Saturday, 25 October 2014

The Great Cosmic Bake off! just desert!

When I was in the desert with the great big view of the night sky and all the myriad twinkling stars and the vast vast panorama of galaxies and shooting stars and all of them such miles away that the light I was seeing with my eyes had left some of those stars hundreds of light years ago, I couldn't help realising that having such an earth bound view of things was trying to put a limit on what was really there.
Playground
building blocks
I read that in the beginning the Creator made the universe including all the stars and planets and galaxies and suns and moons.  I think it would also have included all the elements, space, air, water, fire and earth.  Then he/she made what is called Universal Soul and I imagine that to be whatever it is that makes us or any other thing alive.  Then He/She took some of the universe and some of the stuff called soul and made every living being, using different amounts of universe and different amounts of soul and made different mixtures so that different things have different percentages of one element or the other.  And just think what He/She made;  trees and all green things, fish and all the creatures that live in the sea and in rivers, He/She made lizards and creeping things,  He/She made insects and flying feathered things and He/She made us and gave us all sorts of different physical shapes, some tall, some short, some round, some long and to each one He/She gave the right sort of skin and hair for the place they were going to live.
Looking around that ancient desert with all the shapes in the rocks I think that He/She sat here and tried out all the shapes, moulding them out of all his created elements and then breathed  his life breath into the ones he had made and loved and then he scattered them all round the world in their right places and withdrew to a place he could watch them from.  That watching is the bit that makes us most like him.
mathematical formula or recipes

Friday, 17 October 2014

Granny in the desert without her rollers! what does she find?
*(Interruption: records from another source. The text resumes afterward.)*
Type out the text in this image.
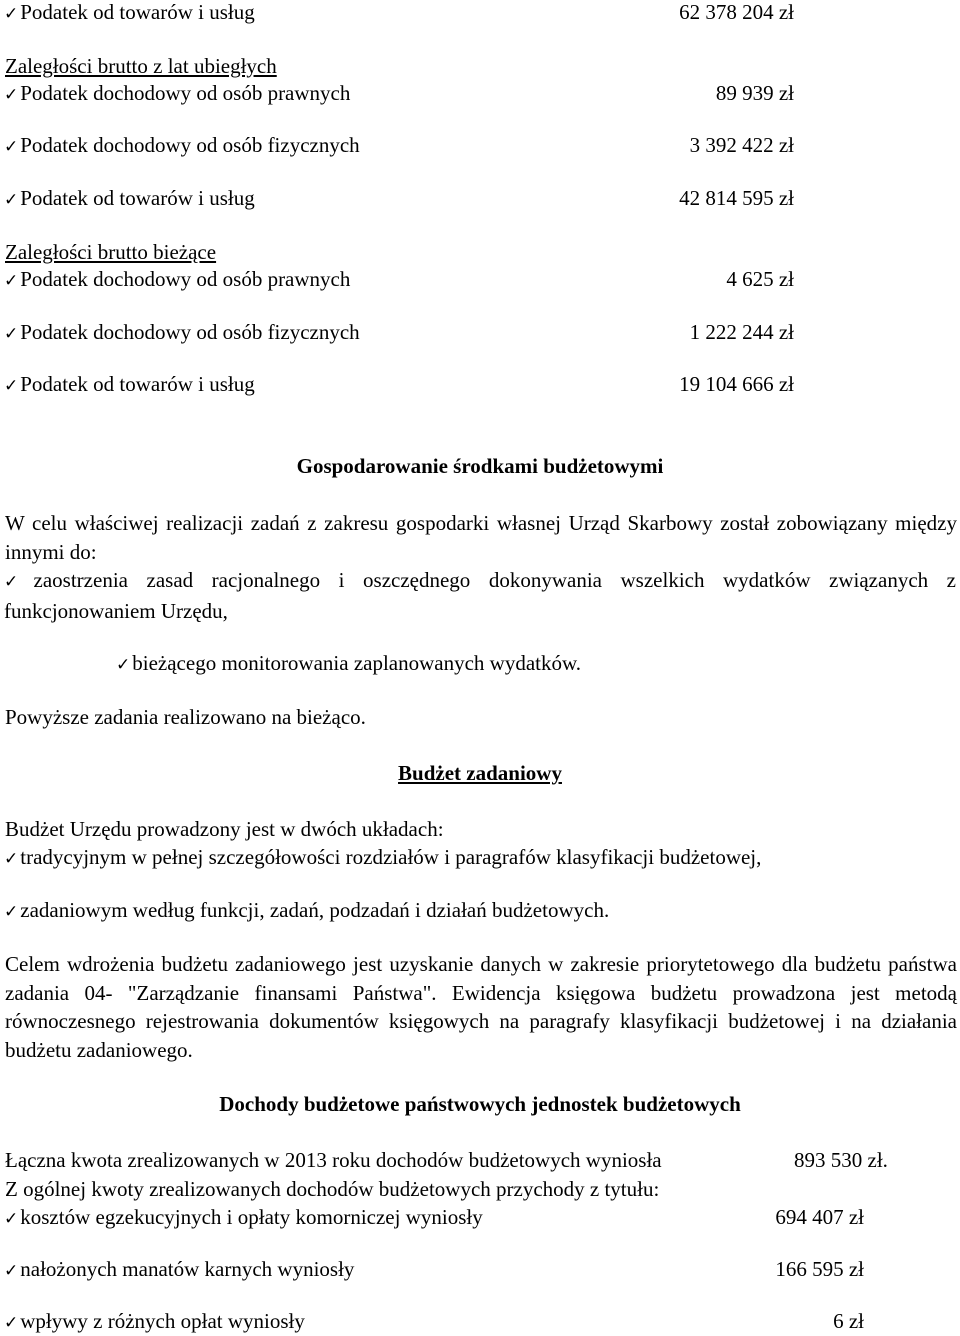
✓ Podatek od towarów i usług	62 378 204 zł
Zaległości brutto z lat ubiegłych
✓ Podatek dochodowy od osób prawnych	89 939 zł
✓ Podatek dochodowy od osób fizycznych	3 392 422 zł
✓ Podatek od towarów i usług	42 814 595 zł
Zaległości brutto bieżące
✓ Podatek dochodowy od osób prawnych	4 625 zł
✓ Podatek dochodowy od osób fizycznych	1 222 244 zł
✓ Podatek od towarów i usług	19 104 666 zł
Gospodarowanie środkami budżetowymi
W celu właściwej realizacji zadań z zakresu gospodarki własnej Urząd Skarbowy został zobowiązany między innymi do:
✓ zaostrzenia zasad racjonalnego i oszczędnego dokonywania wszelkich wydatków związanych z funkcjonowaniem Urzędu,
✓ bieżącego monitorowania zaplanowanych wydatków.
Powyższe zadania realizowano na bieżąco.
Budżet zadaniowy
Budżet Urzędu prowadzony jest w dwóch układach:
✓ tradycyjnym w pełnej szczegółowości rozdziałów i paragrafów klasyfikacji budżetowej,
✓ zadaniowym według funkcji, zadań, podzadań i działań budżetowych.
Celem wdrożenia budżetu zadaniowego jest uzyskanie danych w zakresie priorytetowego dla budżetu państwa zadania 04- "Zarządzanie finansami Państwa". Ewidencja księgowa budżetu prowadzona jest metodą równoczesnego rejestrowania dokumentów księgowych na paragrafy klasyfikacji budżetowej i na działania budżetu zadaniowego.
Dochody budżetowe państwowych jednostek budżetowych
Łączna kwota zrealizowanych w 2013 roku dochodów budżetowych wyniosła	893 530 zł.
Z ogólnej kwoty zrealizowanych dochodów budżetowych przychody z tytułu:
✓ kosztów egzekucyjnych i opłaty komorniczej wyniosły	694 407 zł
✓ nałożonych manatów karnych wyniosły	166 595 zł
✓ wpływy z różnych opłat wyniosły	6 zł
Several Desert Grannies and Grandpas
Our new home!
There were quite a few Grannies in the desert on my desert odyssey plus at least 4 Grandpas! and this, oh you grandchildren everywhere is  a bit about it:
Can you imagine 15 people who didn't know one another, whose average age was probably 70 meeting at an airport, taking a bus to the desert and becoming best friends in under a week.   I'm guessing this average age by adding in the youngest at 30 and the oldest at 83.  Anyway we were well beyond the usual age of the average rucksack carrying, jeans wearing, sun seeking person on the flight to Sharm al Sheikh.  Most of the people on the flight were there for a good holiday in the sun with bikinis and sunblock but we 15 with our average age of 70 and our borrowed (mostly) sleeping bags and mats and rucksacks were quite easy to pick out among the rest of the travellers because we mostly wore our walking boots which were too heavy to go into our borrowed rucksacks.
Our adventure was an adventure into Sinai and an adventure into Silence.  Our guides were two, Sara Maitland whose book Silence had inspired most of us to try this out and Abi from Wind Sand and Stars, a travel company specialising in historical and spiritual journeys.  We were all there in our new togetherness for an exploration of silence as a spiritual journey in a place whose history makes your eyes swivel in your head because it is so remarkable.
More Grannies on adventure
You know I couldn't take my electric rollers (see earlier blog on rollers in the Sinai desert) but hey, who needs rollers when our hair would be covered with it's new black on white keffiyah to keep the sun off our heads.  But were we all prepared for camping out under the stars right there on the sand on our mats with our sleeping bags?  Were we all up for the splendidly basic hole dug in the sand in a rather flappy tent for our basic outgoing needs?  Well, not exactly used to it but definitely up for it and after 5 days we all with our average 70 years could have managed months like this.  What we were prepared for but were still surprised by was the deep deep peace to be found in this magical place and the deep deep companionship we discovered amongst ourselves in sharing the deep deep peace.
Father Justin in the library
On our last day of venturing into Silence, we went to St Catharine's Monastery at the end of the Sinai peninsula, famous for its icons and for being the longest surviving Monastery in continuous praying and living.  We met Father Justin (click on the link to listen to him talk about the ark in the wilderness) an American monk with special responsibility for the library.  Only a totally universal spirit, (aka God) could have summoned out of the whole world a monk with such expertise and knowledge of the texts but also of the technology he would be using to make these texts available, to bring them out of the sandy boxes and shelves of the ancient place and actually put them on line for ANYBODY to read.  He told us about the way some scripts hid even more ancient scripts which had been overwritten but which with the modern magic now available could be read.  This is the magic of the real detective, one who can read hidden messages previously only done by holding texts up to the light or by  dripping ammonia onto the papyrus.   But now it can be done by our 21st century techie magic.   This form of hidden message is called a palimpsest and it made me think that seeing the hidden thing is the magic working and that requires knowing that there might be a hidden message.
I found that the whole adventure was a sort of palimpsest, it magically showed that under every Granny there was an ageless person, that in the desert there is a hidden wealth and that nothing is really just as it seems.  You may have to leave behind some of your old ways of looking as well as your electric rollers if you want to read the secret but it is definitely worth it, definitely definitely definitely!